Spencer P. Thornton, MD, of Nashville, Tenn., a pioneer of incisional refractive techniques, said he will be correcting up to 5 D of myopia with RK well after PRK approval. "RK will still be the main means of correcting errors up to 5 D, and in most cases above that PRK will probably be the way to go," he said. "RK is predictable, and we have few problems with it. With the American technique, the likelihood of getting full correction with one or two procedures is very high, about 95%. And AK remains the surest way of correcting astigmatism."

Lindstrom said he would continue to recommend RK for patients in the range of –1 D to –3 D. He cited results of a poll of International Society of Refractive Surgery members, indicating that about three-fourths of respondents who currently perform RK will continue to do so for –1 D to –3 D, despite the existence of effective laser refractive procedures.

Karas mug--- Yair Karas, MD

In Toronto, a hotbed of PRK and LASIK activity, Yair Karas, MD, said he continues to recommend RK for errors up to –6 D. "In the –6-D to –8-D range, I can see the advantages to PRK, but I continue to prefer RK because I get very good results, and the percentage of scarring and regression after PRK is certainly much higher," he said.

Shapiro said RK will remain his choice up to "the dioptric correction that can be achieved with a 2.75-mm optical zone." He said he uses that nomenclature, rather than a dioptric limit, because RK is a highly age-dependent procedure. "For an older patient, that could be up to –9.5 D, for a younger patient up to –5.5 D," he said.
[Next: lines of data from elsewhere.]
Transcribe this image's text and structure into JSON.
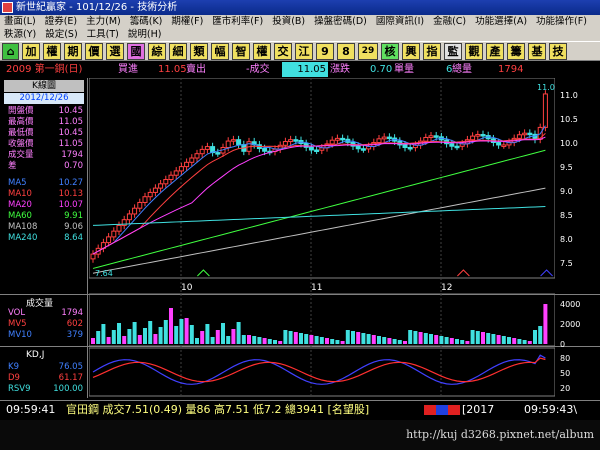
{
  "window": {
    "title": "新世紀贏家 - 101/12/26 - 技術分析"
  },
  "menu": {
    "row1": [
      "畫面(L)",
      "證券(E)",
      "主力(M)",
      "籌碼(K)",
      "期權(F)",
      "匯市利率(F)",
      "投資(B)",
      "操盤密碼(D)",
      "國際資訊(I)",
      "金融(C)",
      "功能選擇(A)",
      "功能操作(F)"
    ],
    "row2": [
      "秩源(Y)",
      "設定(S)",
      "工具(T)",
      "說明(H)"
    ]
  },
  "toolbar": {
    "buttons": [
      "加",
      "權",
      "期",
      "價",
      "選",
      "國",
      "綜",
      "細",
      "類",
      "幅",
      "智",
      "權",
      "交",
      "江",
      "9",
      "8",
      "29",
      "核",
      "興",
      "指",
      "監",
      "觀",
      "產",
      "籌",
      "基",
      "技"
    ],
    "home_icon": "home-icon"
  },
  "quote": {
    "code_name": "2009 第一銅(日)",
    "buy_label": "買進",
    "buy_value": "11.05",
    "sell_label": "賣出",
    "last_label": "成交",
    "last_value": "11.05",
    "change_label": "漲跌",
    "change_value": "0.70",
    "vol_label": "單量",
    "vol_value": "6",
    "total_label": "總量",
    "total_value": "1794"
  },
  "kline": {
    "panel_title": "K線圖",
    "date": "2012/12/26",
    "stats": [
      {
        "label": "開盤價",
        "value": "10.45",
        "color": "#ff80ff"
      },
      {
        "label": "最高價",
        "value": "11.05",
        "color": "#ff80ff"
      },
      {
        "label": "最低價",
        "value": "10.45",
        "color": "#ff80ff"
      },
      {
        "label": "收盤價",
        "value": "11.05",
        "color": "#ff80ff"
      },
      {
        "label": "成交量",
        "value": "1794",
        "color": "#ff80ff"
      },
      {
        "label": "差",
        "value": "0.70",
        "color": "#ff80ff"
      }
    ],
    "ma": [
      {
        "label": "MA5",
        "value": "10.27",
        "color": "#4080ff"
      },
      {
        "label": "MA10",
        "value": "10.13",
        "color": "#ff4040"
      },
      {
        "label": "MA20",
        "value": "10.07",
        "color": "#ff40ff"
      },
      {
        "label": "MA60",
        "value": "9.91",
        "color": "#40ff40"
      },
      {
        "label": "MA108",
        "value": "9.06",
        "color": "#c0c0c0"
      },
      {
        "label": "MA240",
        "value": "8.64",
        "color": "#40e0e0"
      }
    ],
    "price_high_label": "11.05",
    "price_low_label": "7.64",
    "y_ticks": [
      "11.0",
      "10.5",
      "10.0",
      "9.5",
      "9.0",
      "8.5",
      "8.0",
      "7.5"
    ],
    "x_labels": [
      "10",
      "11",
      "12"
    ]
  },
  "volume": {
    "panel_title": "成交量",
    "stats": [
      {
        "label": "VOL",
        "value": "1794",
        "color": "#ff80ff"
      },
      {
        "label": "MV5",
        "value": "602",
        "color": "#ff4040"
      },
      {
        "label": "MV10",
        "value": "379",
        "color": "#4080ff"
      }
    ],
    "y_ticks": [
      "4000",
      "2000",
      "0"
    ]
  },
  "kd": {
    "panel_title": "KD,J",
    "stats": [
      {
        "label": "K9",
        "value": "76.05",
        "color": "#4080ff"
      },
      {
        "label": "D9",
        "value": "61.17",
        "color": "#ff4040"
      },
      {
        "label": "RSV9",
        "value": "100.00",
        "color": "#40e0e0"
      }
    ],
    "y_ticks": [
      "80",
      "50",
      "20"
    ]
  },
  "status": {
    "time_left": "09:59:41",
    "ticker_text": "官田鋼 成交7.51(0.49) 量86 高7.51 低7.2 總3941 [名望股]",
    "index_label": "[2017",
    "time_right": "09:59:43\\"
  },
  "taskbar": {
    "watermark": "http://kuj d3268.pixnet.net/album"
  },
  "colors": {
    "up": "#ff4040",
    "down": "#40ff40",
    "accent": "#00c0ff",
    "bg": "#000000",
    "menu_bg": "#d4d0c8"
  }
}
Salz mug--- James J. Salz, MD

A study by James J. Salz, MD, found similar outcomes in RK and PRK patients for corrections of –1 D to -6 D. At one year, 94% of RK patients and 90% of PRK patients had uncorrected vision of 20/40 or better, he said. The major difference between the groups was the number of procedures needed to achieve that result; RK patients needed an average of 1.5 procedures per eye, while PRK patients needed only one procedure. "I think there will still be a role for both procedures," Salz said. "Surgeons can go ahead and get on line for the excimer, but they should keep the diamond knife handy as well."